Luna menggelengkan kepalanya keras dan mengingatkan dirinya sendiri tentang posisinya yang sama sekali tidak pantas berada diantara mereka berdua.


Tidak ingin mengganggu, Luna tidak jadi memasuki bangsal. Dia mengerutkan bibirnya dengan erat dan meninggalkan rumah sakit.


Luna memilih memanggil taksi dan kembali ke apartemen, mengambil keuntungan dari Nathan dirawat di rumah sakit, Luna memutuskan mengepak barang-barangnya untuk pindah, karena dia tahu pria itu tidak akan bisa datang dalam waktu dekat.


Dia mengerutkan alis ketika melihat koper besar yang Luna bawa. "Mau kemana?" tanyanya.


Luna menelan liur. "Pindah. Sudah kubilang aku akan pindah jika sudah menemukan rumah baru untuk kami."


"Dimana Noah?" Nathan melirik kedalam, mencari keberadaan bocah sahabatnya itu


"Bukan urusanmu, yang jelas kami akan pindah." Luna menyeret kopernya lagi, berusaha melewati Nathan yang berdiri di pintu. Namun pria itu mengambil kopernya dan membawanya kembali ke dalam.

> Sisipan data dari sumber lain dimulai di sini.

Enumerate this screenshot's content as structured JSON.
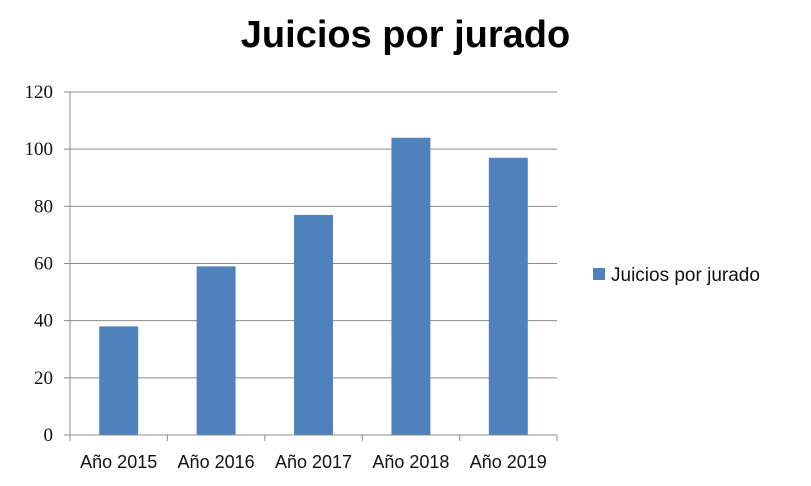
{
  "chart_data": {
    "type": "bar",
    "title": "Juicios por jurado",
    "categories": [
      "Año 2015",
      "Año 2016",
      "Año 2017",
      "Año 2018",
      "Año 2019"
    ],
    "series": [
      {
        "name": "Juicios por jurado",
        "values": [
          38,
          59,
          77,
          104,
          97
        ],
        "color": "#4F81BD"
      }
    ],
    "ylim": [
      0,
      120
    ],
    "yticks": [
      "0",
      "20",
      "40",
      "60",
      "80",
      "100",
      "120"
    ],
    "grid": true,
    "legend_position": "right"
  }
}
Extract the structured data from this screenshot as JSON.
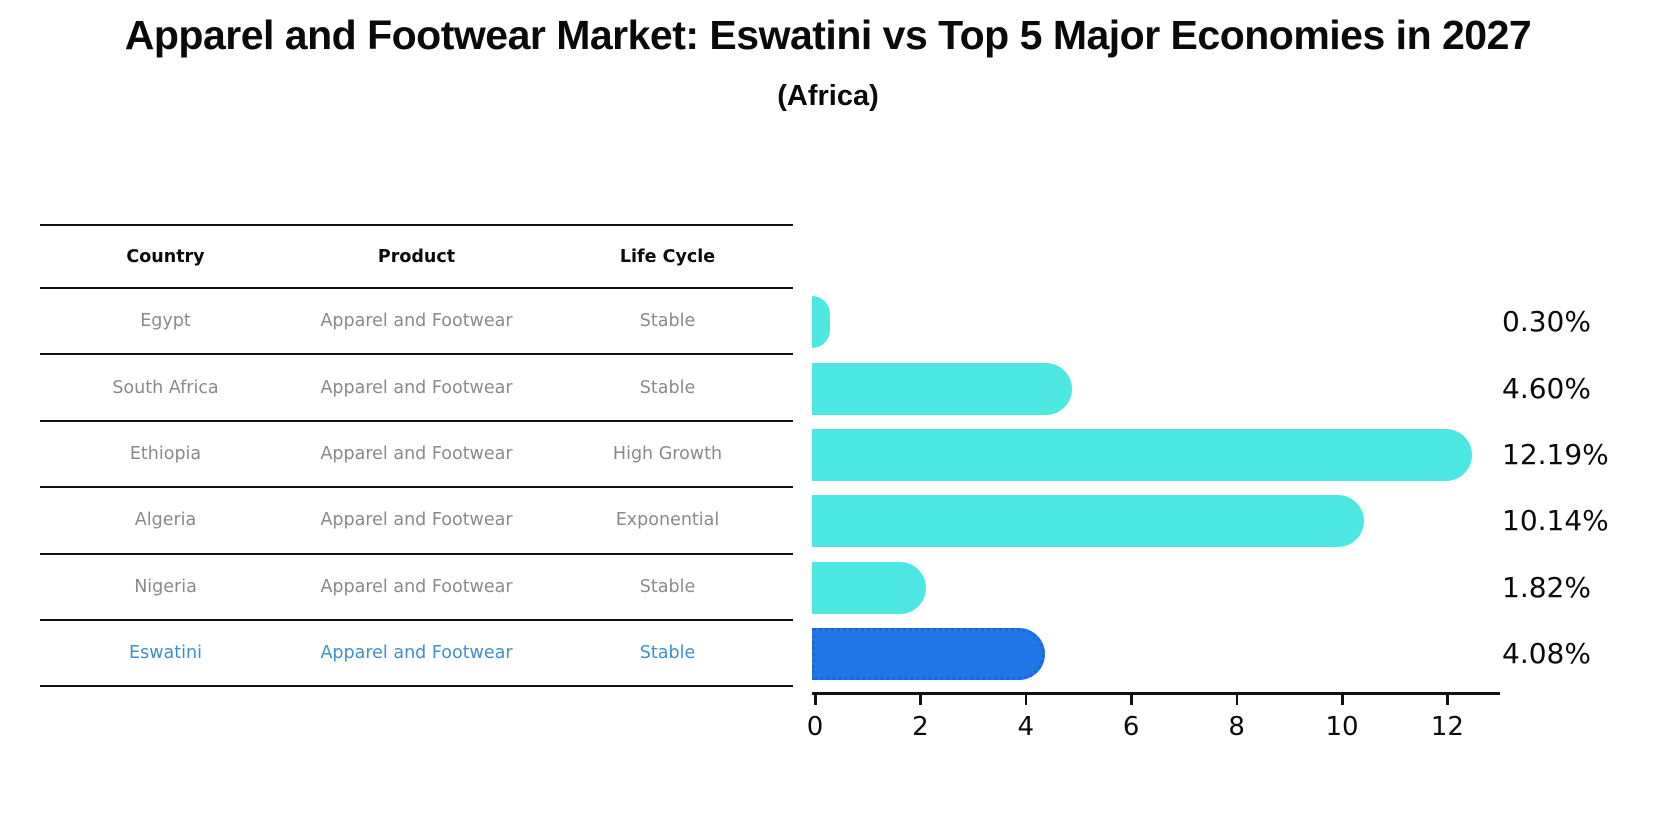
{
  "title": "Apparel and Footwear Market: Eswatini vs Top 5 Major Economies in 2027",
  "subtitle": "(Africa)",
  "table": {
    "columns": [
      "Country",
      "Product",
      "Life Cycle"
    ],
    "rows": [
      {
        "country": "Egypt",
        "product": "Apparel and Footwear",
        "life_cycle": "Stable",
        "highlight": false
      },
      {
        "country": "South Africa",
        "product": "Apparel and Footwear",
        "life_cycle": "Stable",
        "highlight": false
      },
      {
        "country": "Ethiopia",
        "product": "Apparel and Footwear",
        "life_cycle": "High Growth",
        "highlight": false
      },
      {
        "country": "Algeria",
        "product": "Apparel and Footwear",
        "life_cycle": "Exponential",
        "highlight": false
      },
      {
        "country": "Nigeria",
        "product": "Apparel and Footwear",
        "life_cycle": "Stable",
        "highlight": false
      },
      {
        "country": "Eswatini",
        "product": "Apparel and Footwear",
        "life_cycle": "Stable",
        "highlight": true
      }
    ]
  },
  "chart_data": {
    "type": "bar",
    "orientation": "horizontal",
    "title": "Apparel and Footwear Market: Eswatini vs Top 5 Major Economies in 2027 (Africa)",
    "categories": [
      "Egypt",
      "South Africa",
      "Ethiopia",
      "Algeria",
      "Nigeria",
      "Eswatini"
    ],
    "values": [
      0.3,
      4.6,
      12.19,
      10.14,
      1.82,
      4.08
    ],
    "value_labels": [
      "0.30%",
      "4.60%",
      "12.19%",
      "10.14%",
      "1.82%",
      "4.08%"
    ],
    "highlight_index": 5,
    "x_ticks": [
      0,
      2,
      4,
      6,
      8,
      10,
      12
    ],
    "xlim": [
      0,
      13
    ],
    "xlabel": "",
    "ylabel": "",
    "grid": false,
    "legend": false
  },
  "colors": {
    "bar": "#4DE8E2",
    "highlight_bar": "#2277E8",
    "highlight_border": "#1A66D9",
    "highlight_text": "#3E8FD0",
    "table_text": "#8A8A8A",
    "heading_text": "#0A0A0A"
  }
}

"Ini rumah Noah, dan hanya dia yang berhak untuk memutuskan pindah." Pria itu masih memegangi koper.


"Aku akan meyakinkan putraku."


"Tapi belum kan?"


Luna mendengus. "Bukankah kau seharusnya berada di rumah sakit?"


"Aku butuh obat." Nathan mengerucutkan bibirnya.


"Kalau begitu kembali dan minta pada dokter." Luna sudah mulai marah-marah. Sebenarnya karena kesal saat mengingat pria itu berpelukan dengan Jasmine.


Nathan malah menyeringai. “Obatku adalah kamu.” Dengan mengatakan itu, dia mendekati Luna dan membungkuk untuk menciumnya.


Luna menyipitkan matanya dan dengan kesal ia menepuk dahi Nathan sekuat yang dia bisa. Padahal dahinya mengalami cedera, dan balutan putih itu langsung memerah.


Luna mengalihkan pandangan darinya. "Aku sudah mengatakan kepadamu bahwa aku tidak akan membiarkanmu mencium atau melakukan apa pun padaku lagi hanya karena kau mau.”


Nathan meraih dagu Luna. Suaranya dingin dan sedikit arogan, "Apa kau berani mengatakan bahwa kau tidak suka ketika aku memaksamu melakukannya itu? Aku yakin kau akan merasa sangat kehilangan jika aku benar-benar melepaskanmu."


Luna merasakan telinganya terbakar karena malu dan marah, tetapi senyum yang sedikit sarkastik muncul di wajahnya. "Aku bukan boneka kayu yang bisa tetap tidak tergerak dengan semua sentuhan dan perlakuan manis yang kadang kau berikan, namun aku bisa menemukan pria lain..."


Sebelum Luna menyelesaikan kata-katanya, Nathan mencengkeram dagunya lebih keras dan menyela. "Jika kau berani menemukan pria lain, aku berjanji akan membunuh kalian berdua!" Darah segar mengalir turun dari dahi ke wajah pria itu.


Luna berusaha menutupi kesedihannya ketika melihat Nathan terluka lagi. "Kumohon kembalilah ke rumah sakit dan obati lukamu." Dia mendorong Nathan dengan semua kekuatannya hingga pria itu keluar, lalu kembali masuk dan menutup pintu rapat-rapat. Tanpa rasa kasihan.


Nathan berdiri diam di luar.


Sekarang, darah telah menutupi seluruh wajahnya, dan menetes ke dagu hingga ke bajunya. Wajahnya bahkan tampak lebih pucat. Namun, dia tidak tergerak seolah-olah tidak bisa merasakan sakit. Matanya mulai memerah.


Gangguan bipolar dalam dirinya mulai beraksi namun dia berjuang untuk menahannya.


Jasmine juga mendapat taksi dan mengikuti Nathan sesaat setelah pria itu meninggalkan rumah sakit.


Dari kejauhan, Jasmine bisa melihat Nathan berdiri mematung disana. Jantungnya mengepal erat ketika dia melihat wajah pria itu berlumuran darah. Kakinya ingin bergerak mendekat, namun Jasmine tahu bahwa Nathan tidak berharap dia melihatnya seperti ini. Tidak sekarang .


Klik, klik.


Baik Nathan maupun Jasmine, tidak ada yang menyadari bahwa seseorang baru saja mengambil foto pemandangan ini dari sudut tersembunyi.